Helga forderte ihn schließlich laut auf, weiterzumachen. "Mensch, Jüngelchen! Was du da erzählst, ist spannend! Mach schon weiter, was ist dann passiert? Jib nix auf das Pack, das dir nicht glaubt. Weiter jetzt, los!"
"Der Rest ist schnell gesagt. Am folgenden Tag gelang es uns, in die Stadt einzudringen. Die Bresche war geschlagen, der Lupus in Auflösung inbegriffen. Dennoch gab kaum einer der Ordenskrieger auf. Sie sammelten ich immer wieder in Gruppen, besetzten Häuser, drohten, Frauen und Kinder umzubringen, falls wir näher kamen. Sie wollten die Tempel zerschlagen, die Stadt in eine Ruine verwandeln. Wir konnten das verhindern. Jeder einzelne verlor an diesem Tag Freunde.
Aber das war es wert. Der Tod des falschen Kaisers ist jedes einzelne Menschenleben wertgewesen! Denn jedes dieser Leben wurde freiwillig gegeben, um andere Leben zu bewahren! Darum ehrt diese Toten! Und ehrt die Lebenden! Jeden einzelnen Mann, jede Frau und jeden Knaben, der in der Armee oder im Tross des Widerstandes gedient und gearbeitet hat! Wann immer ihr einen solchen Menschen seht - ihr habt ihm eure Freiheit zu verdanken."

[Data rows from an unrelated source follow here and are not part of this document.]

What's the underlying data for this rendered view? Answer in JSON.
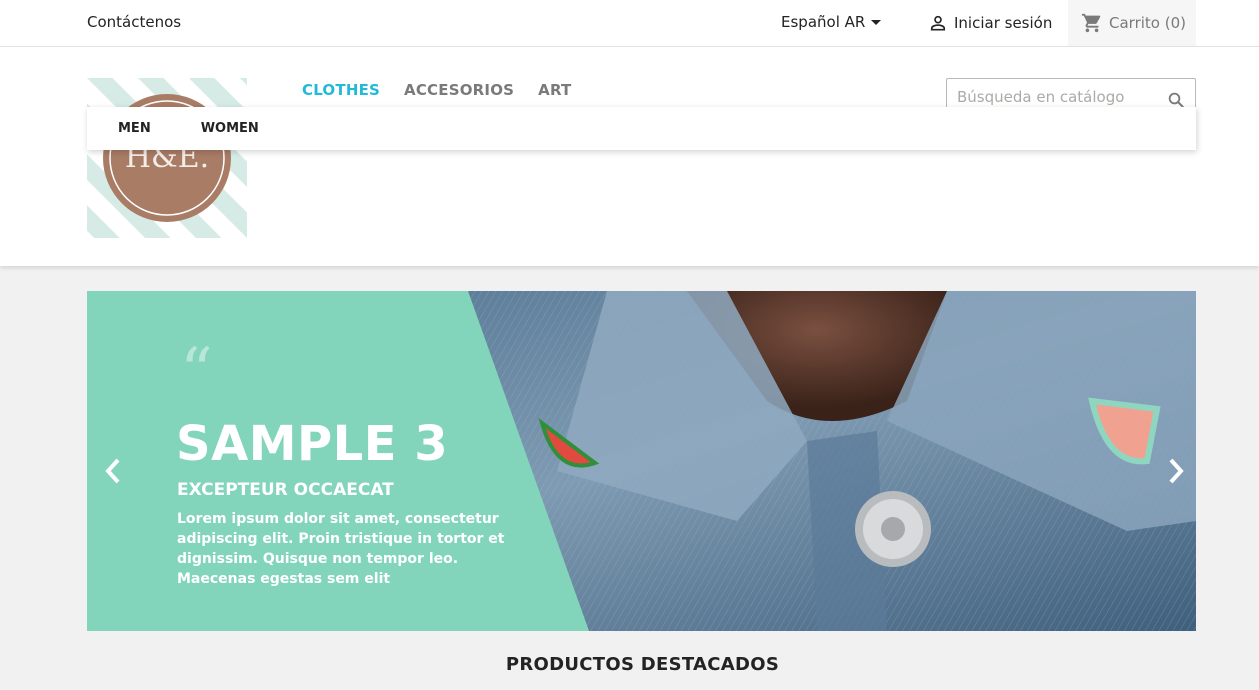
{
  "topbar": {
    "contact": "Contáctenos",
    "language": "Español AR",
    "login": "Iniciar sesión",
    "cart": "Carrito (0)"
  },
  "header": {
    "logo_text": "H&E.",
    "nav": [
      {
        "label": "CLOTHES",
        "active": true
      },
      {
        "label": "ACCESORIOS",
        "active": false
      },
      {
        "label": "ART",
        "active": false
      }
    ],
    "search": {
      "placeholder": "Búsqueda en catálogo"
    },
    "submenu": [
      "MEN",
      "WOMEN"
    ]
  },
  "slider": {
    "quote": "“",
    "title": "SAMPLE 3",
    "subtitle": "EXCEPTEUR OCCAECAT",
    "text": "Lorem ipsum dolor sit amet, consectetur adipiscing elit. Proin tristique in tortor et dignissim. Quisque non tempor leo. Maecenas egestas sem elit"
  },
  "featured": {
    "title": "PRODUCTOS DESTACADOS"
  },
  "colors": {
    "accent": "#24b9d7",
    "slide_panel": "#82d5bb",
    "logo_circle": "#a97c66",
    "logo_stripes": "#d6ebe5"
  }
}
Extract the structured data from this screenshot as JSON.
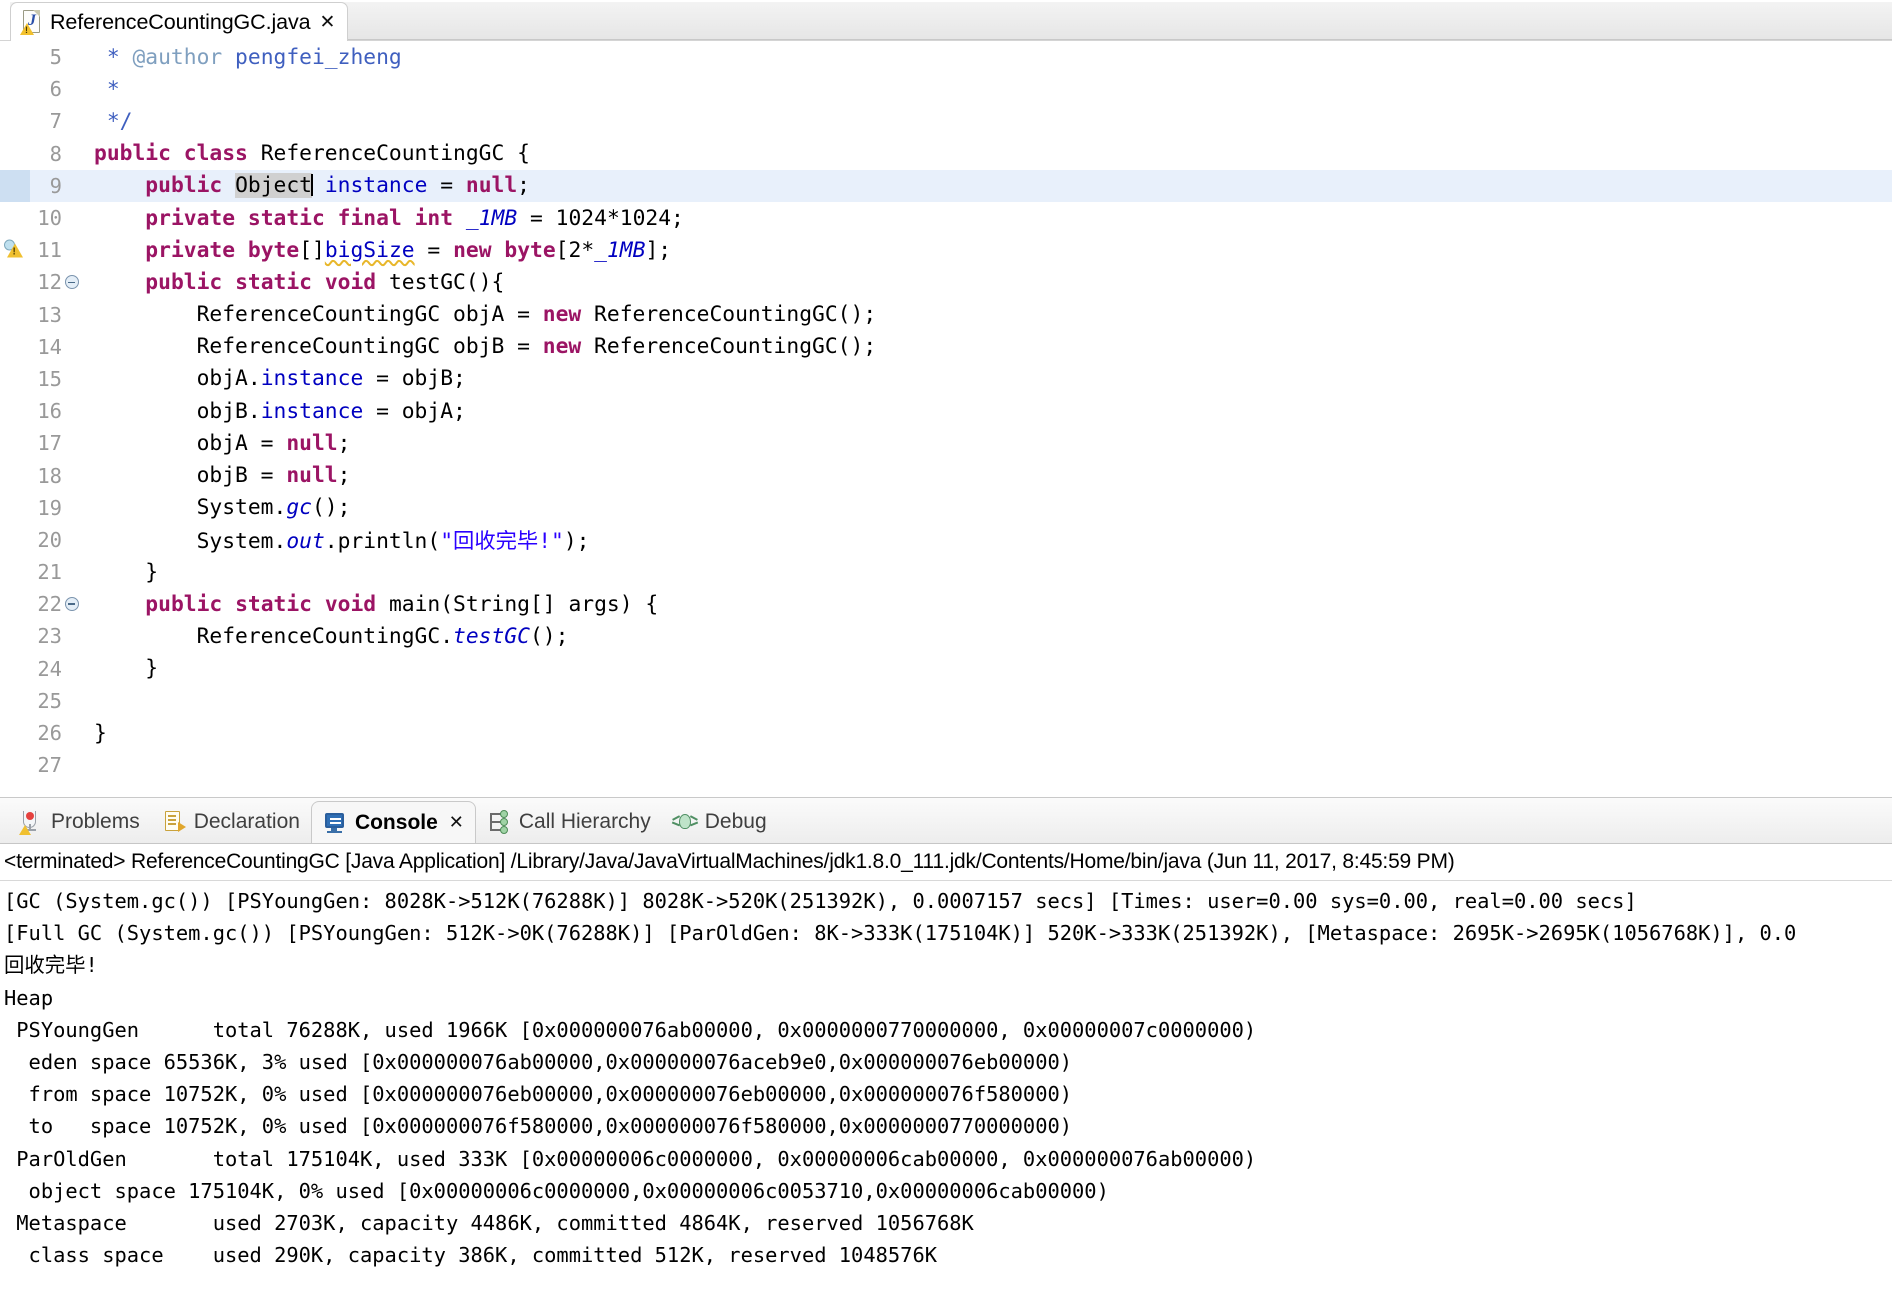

Mit einem Ruck stand Vanion auf und hob seinen Krug. "Auf den Pilgerzug! Auf den Widerstand! Auf Simon, auf Lorainne, auf Jelena, auf Damian, auf Rania, auf Kassos! Auf Lalaith, auf Maugrim, auf Gerhardt! Auf ALLE dieser Männer und Frauen!" Nun schauten die meisten verwirrt, nur wenige kannten diese Namen. Sie tranken dennoch.
"Nun, Helga - ich gehe zu Bett. Ich habe durch diese Geschichte genug Unruhe gestiftet, vermute ich. Sieh nur, wie aufgeregt die Männer da diskutieren."